ZLA Executive Director Patrick Musole said there is need to review how much land is taken and how much is available; how much land is for present use and how much should be reserved for future use.
Mr. Musole said without a comprehensive land audit the country will continue to make uninformed decisions on land which will be detrimental for land tenure security and sustainable land use.
Reviewing the year 2021, Mr. Musole said the New Dawn administration has a task to protect the rights of vulnerable Zambians, especially the poor, women, youth, and persons with disabilities.
He also cited the adoption of the National Lands Policy in 2021 as a landmark achievement.
“Zambia Land Alliance (ZLA) and its partners in land advocacy celebrate the year 2021 for the landmark achievement made in the protracted journey to Zambia’s adoption of a comprehensive National Lands Policy (NLP) framework. In May this year, the Government adopted Zambia’s first ever NLP after 19 long years of policy formulation process. The NLP is a very important framework which will guide land administration in our great nation,” Mr. Musole said.
“The people of Zambia have been consistently clear in their desire to see an end to the many illegalities, corruption, injustice, and inequalities in land administration which reached their climax under the previous regime. ZLA therefore welcomes the political will demonstrated by the New Dawn leadership to address the diverse anomalies that became part of a “new normal” in land administration, orchestrated mainly by agents of the state in the interest of a few politically exposed selfish individuals.”
Mr. Musole said Zambia Land Alliance wants to see sanity in land administration in the country.
“A case in point is that of the Forest 27 scandal, where high-ranking politicians and other government officials shared land from the degazetted forest without following the due process of the law or considering the impact of their activities on the environment. Further, reports of loss of records of suspected illegal land allocation at the Ministry of Lands and Natural Resources showed serious flaws in the security of the land management information system. Cases of illegal allocations of land continue to be reported across the country with some citizens losing their land while others have lost money in the quest to acquire land. Sections of the media have reported pending demolitions of illegal structures,” he said.

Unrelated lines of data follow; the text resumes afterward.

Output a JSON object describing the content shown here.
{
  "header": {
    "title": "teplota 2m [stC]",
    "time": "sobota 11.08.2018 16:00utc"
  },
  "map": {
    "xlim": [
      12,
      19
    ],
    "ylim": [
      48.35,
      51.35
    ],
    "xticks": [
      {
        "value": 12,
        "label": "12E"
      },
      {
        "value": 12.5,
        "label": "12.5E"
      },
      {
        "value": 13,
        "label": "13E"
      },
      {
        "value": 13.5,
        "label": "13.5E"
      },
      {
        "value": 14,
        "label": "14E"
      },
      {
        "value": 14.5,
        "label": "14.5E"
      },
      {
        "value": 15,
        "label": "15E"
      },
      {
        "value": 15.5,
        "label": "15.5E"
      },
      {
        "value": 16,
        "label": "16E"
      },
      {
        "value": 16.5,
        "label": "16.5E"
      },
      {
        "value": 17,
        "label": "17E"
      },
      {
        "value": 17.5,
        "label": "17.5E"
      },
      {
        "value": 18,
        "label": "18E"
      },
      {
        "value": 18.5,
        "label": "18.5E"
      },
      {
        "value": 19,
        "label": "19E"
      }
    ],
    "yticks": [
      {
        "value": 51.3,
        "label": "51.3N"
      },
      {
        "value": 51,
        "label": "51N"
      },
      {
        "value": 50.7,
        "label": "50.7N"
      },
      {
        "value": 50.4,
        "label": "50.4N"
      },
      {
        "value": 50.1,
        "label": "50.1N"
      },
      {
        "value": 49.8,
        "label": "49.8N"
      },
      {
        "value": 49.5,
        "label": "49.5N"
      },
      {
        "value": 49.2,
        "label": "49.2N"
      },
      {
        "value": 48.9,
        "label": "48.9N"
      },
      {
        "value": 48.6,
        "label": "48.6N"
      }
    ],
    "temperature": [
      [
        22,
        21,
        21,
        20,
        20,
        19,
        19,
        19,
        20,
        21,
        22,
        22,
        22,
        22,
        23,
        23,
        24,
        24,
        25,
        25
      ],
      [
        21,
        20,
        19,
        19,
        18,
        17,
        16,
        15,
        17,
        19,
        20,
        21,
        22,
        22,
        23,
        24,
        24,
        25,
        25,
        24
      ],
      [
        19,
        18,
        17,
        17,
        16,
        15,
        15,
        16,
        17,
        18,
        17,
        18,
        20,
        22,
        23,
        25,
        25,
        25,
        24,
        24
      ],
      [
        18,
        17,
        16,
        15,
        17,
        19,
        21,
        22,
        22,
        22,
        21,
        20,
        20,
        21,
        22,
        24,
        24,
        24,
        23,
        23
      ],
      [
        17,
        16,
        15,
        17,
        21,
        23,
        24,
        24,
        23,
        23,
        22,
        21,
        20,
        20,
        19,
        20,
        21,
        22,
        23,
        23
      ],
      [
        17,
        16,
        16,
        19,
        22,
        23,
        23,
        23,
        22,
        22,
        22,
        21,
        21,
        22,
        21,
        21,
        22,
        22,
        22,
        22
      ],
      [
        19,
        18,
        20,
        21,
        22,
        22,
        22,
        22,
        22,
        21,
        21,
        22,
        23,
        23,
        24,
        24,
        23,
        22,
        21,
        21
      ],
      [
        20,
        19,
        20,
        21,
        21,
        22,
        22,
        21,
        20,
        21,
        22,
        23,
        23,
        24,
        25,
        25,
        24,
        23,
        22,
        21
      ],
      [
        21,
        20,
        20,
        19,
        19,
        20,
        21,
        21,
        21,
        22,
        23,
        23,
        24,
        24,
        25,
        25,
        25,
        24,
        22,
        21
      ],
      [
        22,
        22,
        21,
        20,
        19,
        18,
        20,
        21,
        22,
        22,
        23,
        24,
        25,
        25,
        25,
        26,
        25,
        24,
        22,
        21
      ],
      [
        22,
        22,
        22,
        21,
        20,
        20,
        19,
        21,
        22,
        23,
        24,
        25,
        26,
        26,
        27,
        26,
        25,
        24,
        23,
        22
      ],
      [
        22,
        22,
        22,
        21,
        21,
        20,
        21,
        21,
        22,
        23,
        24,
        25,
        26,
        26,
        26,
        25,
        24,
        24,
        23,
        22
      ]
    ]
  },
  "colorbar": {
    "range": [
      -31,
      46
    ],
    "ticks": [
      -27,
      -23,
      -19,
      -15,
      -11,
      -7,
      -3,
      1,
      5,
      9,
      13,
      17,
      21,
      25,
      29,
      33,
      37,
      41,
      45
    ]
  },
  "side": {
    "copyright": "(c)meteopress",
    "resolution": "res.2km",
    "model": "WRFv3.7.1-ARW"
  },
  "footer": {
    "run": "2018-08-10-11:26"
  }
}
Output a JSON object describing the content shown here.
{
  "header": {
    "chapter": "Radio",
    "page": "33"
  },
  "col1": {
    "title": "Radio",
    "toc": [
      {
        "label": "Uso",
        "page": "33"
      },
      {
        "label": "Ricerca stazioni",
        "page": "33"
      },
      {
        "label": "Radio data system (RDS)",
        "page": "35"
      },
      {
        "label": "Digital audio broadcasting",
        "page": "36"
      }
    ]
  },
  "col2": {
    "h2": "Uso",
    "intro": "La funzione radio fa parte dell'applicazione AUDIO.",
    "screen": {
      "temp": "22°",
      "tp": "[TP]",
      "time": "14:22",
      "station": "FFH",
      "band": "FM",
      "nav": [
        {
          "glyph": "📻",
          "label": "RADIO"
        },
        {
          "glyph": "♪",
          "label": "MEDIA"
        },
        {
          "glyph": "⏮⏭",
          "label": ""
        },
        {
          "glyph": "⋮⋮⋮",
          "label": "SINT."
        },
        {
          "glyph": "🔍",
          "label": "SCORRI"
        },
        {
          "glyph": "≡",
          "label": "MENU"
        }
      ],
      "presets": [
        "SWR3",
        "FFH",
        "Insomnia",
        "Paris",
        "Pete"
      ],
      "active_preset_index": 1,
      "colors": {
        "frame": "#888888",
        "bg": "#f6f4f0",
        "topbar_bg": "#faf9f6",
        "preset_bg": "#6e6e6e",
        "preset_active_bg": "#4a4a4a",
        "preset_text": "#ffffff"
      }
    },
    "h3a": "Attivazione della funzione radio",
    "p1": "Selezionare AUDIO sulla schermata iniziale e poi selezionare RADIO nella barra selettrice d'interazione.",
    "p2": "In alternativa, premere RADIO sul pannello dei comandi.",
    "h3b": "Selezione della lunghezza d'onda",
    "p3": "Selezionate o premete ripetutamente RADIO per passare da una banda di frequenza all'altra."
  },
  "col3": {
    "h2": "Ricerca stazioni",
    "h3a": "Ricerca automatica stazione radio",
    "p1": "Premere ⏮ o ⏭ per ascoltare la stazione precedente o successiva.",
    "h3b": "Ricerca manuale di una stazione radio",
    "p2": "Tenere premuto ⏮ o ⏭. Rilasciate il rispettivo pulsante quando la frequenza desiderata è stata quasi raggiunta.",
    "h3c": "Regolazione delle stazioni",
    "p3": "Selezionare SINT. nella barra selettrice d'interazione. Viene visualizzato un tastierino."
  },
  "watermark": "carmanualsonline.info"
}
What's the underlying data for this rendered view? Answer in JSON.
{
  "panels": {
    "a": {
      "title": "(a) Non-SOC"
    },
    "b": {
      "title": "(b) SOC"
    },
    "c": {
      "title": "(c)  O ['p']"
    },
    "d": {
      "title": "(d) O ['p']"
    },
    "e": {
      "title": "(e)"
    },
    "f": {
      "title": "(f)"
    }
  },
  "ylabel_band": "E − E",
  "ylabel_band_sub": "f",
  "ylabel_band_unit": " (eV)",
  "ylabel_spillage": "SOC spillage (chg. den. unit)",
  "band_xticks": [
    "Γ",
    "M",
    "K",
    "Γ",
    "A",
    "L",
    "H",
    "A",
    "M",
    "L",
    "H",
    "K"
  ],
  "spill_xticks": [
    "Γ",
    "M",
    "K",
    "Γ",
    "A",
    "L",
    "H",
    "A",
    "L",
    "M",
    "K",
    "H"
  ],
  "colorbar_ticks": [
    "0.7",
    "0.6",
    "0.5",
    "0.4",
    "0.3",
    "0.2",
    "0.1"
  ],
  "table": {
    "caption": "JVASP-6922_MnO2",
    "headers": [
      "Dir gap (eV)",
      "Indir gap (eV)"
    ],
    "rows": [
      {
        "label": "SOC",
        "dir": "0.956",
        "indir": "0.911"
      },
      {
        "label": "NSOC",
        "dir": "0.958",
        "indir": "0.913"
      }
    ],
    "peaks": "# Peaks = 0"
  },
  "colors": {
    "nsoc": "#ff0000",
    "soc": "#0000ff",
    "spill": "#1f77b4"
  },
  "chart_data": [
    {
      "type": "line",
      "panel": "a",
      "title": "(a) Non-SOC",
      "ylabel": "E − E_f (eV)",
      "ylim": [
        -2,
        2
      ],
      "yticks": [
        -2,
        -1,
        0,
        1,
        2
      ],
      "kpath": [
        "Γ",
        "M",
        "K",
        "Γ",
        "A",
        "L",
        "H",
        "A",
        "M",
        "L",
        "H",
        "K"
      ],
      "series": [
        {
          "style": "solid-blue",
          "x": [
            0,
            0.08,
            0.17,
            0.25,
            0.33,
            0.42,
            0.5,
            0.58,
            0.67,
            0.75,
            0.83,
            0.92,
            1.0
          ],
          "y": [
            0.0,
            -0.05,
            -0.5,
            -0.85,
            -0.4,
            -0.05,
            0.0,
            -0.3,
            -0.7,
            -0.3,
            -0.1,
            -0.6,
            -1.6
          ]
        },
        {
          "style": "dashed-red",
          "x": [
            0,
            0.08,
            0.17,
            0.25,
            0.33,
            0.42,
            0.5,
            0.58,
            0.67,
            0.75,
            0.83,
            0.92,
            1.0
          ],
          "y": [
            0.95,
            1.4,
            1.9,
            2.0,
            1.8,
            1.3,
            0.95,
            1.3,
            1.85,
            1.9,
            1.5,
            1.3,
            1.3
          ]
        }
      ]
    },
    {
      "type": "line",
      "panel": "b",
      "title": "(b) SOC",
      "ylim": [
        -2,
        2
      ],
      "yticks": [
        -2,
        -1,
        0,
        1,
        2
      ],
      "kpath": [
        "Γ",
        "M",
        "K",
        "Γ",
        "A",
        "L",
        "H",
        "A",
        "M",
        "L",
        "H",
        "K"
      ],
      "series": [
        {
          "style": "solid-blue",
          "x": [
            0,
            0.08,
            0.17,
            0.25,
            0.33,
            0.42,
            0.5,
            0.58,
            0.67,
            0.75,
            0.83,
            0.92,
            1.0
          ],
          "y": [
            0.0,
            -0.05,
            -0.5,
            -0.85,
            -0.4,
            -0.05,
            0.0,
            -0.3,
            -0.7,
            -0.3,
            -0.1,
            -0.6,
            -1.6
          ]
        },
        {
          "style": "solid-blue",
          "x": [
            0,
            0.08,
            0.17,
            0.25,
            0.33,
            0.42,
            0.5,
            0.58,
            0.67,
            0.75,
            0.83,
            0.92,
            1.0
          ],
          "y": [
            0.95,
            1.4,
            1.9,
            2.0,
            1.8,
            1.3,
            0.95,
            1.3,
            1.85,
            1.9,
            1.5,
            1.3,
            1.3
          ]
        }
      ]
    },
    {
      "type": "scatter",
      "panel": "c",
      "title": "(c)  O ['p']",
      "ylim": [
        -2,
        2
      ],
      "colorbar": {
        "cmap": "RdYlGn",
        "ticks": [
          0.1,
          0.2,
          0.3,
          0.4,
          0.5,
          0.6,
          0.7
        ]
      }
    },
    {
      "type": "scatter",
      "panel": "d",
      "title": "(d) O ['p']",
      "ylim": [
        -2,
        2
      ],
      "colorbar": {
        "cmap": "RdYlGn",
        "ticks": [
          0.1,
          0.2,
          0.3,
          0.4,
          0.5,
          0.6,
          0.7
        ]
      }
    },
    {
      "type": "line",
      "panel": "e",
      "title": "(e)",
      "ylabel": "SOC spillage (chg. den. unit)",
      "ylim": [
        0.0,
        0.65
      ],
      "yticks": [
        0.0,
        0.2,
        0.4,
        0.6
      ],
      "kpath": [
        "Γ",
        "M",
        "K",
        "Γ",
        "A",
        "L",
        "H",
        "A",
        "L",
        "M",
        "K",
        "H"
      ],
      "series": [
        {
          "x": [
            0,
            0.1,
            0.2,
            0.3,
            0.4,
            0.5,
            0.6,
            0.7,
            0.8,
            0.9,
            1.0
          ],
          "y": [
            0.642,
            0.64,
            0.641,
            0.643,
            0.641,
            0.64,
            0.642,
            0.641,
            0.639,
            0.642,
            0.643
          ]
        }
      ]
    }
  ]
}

“The promotion of large-scale land-based investments and land markets has threatened the rights of land holders on customary land and increased land displacements. The New Dawn administration therefore has a mammoth task to protect the rights of vulnerable Zambians, especially the poor, women, youth, and persons with disabilities, and secure their access to and control over land and landrelated resources through, among other means, investing in their economic capacity to secure, develop land and engage in sustainable livelihoods,” Mr. Musole stated.
He further advocated for the scaling up of the ongoing National Land Titling Programme.
“The National Land Titling Program has also gained momentum and has since been rolled out from Lusaka to the Copperbelt province. This is a very progressive program which will see many Zambians on undocumented state land acquiring title deeds for their land parcels. However, the coverage of the National Titling Program is very limited and will therefore not benefit the majority of Zambians.”
“ZLA expects the New Dawn government to prioritise legal, policy and administrative reforms around land governance to restore sanity in the land sector, protect people’s land rights, as well as ensuring sustainable land use and environmental protection. In addition, ZLA expects the government to prioritise and finance a comprehensive land audit process to ascertain exactly how much land the country has under state and customary tenures; how much land is taken and how much is available; how much land is for present use and how much should be reserved for future use, etc. Without a comprehensive land audit the country will continue to make uninformed decisions on land which will be detrimental for land tenure security and sustainable land use.” he said.
Mr. Musole further called on all Zambians to desist from illegal land acquisition.
“ZLA would therefore like to call upon all Zambians to desist from illegal land acquisition and follow the laid down procedures in acquiring land to avoid losing their hard-earned money through land repossession or demolishment of buildings,” he concluded.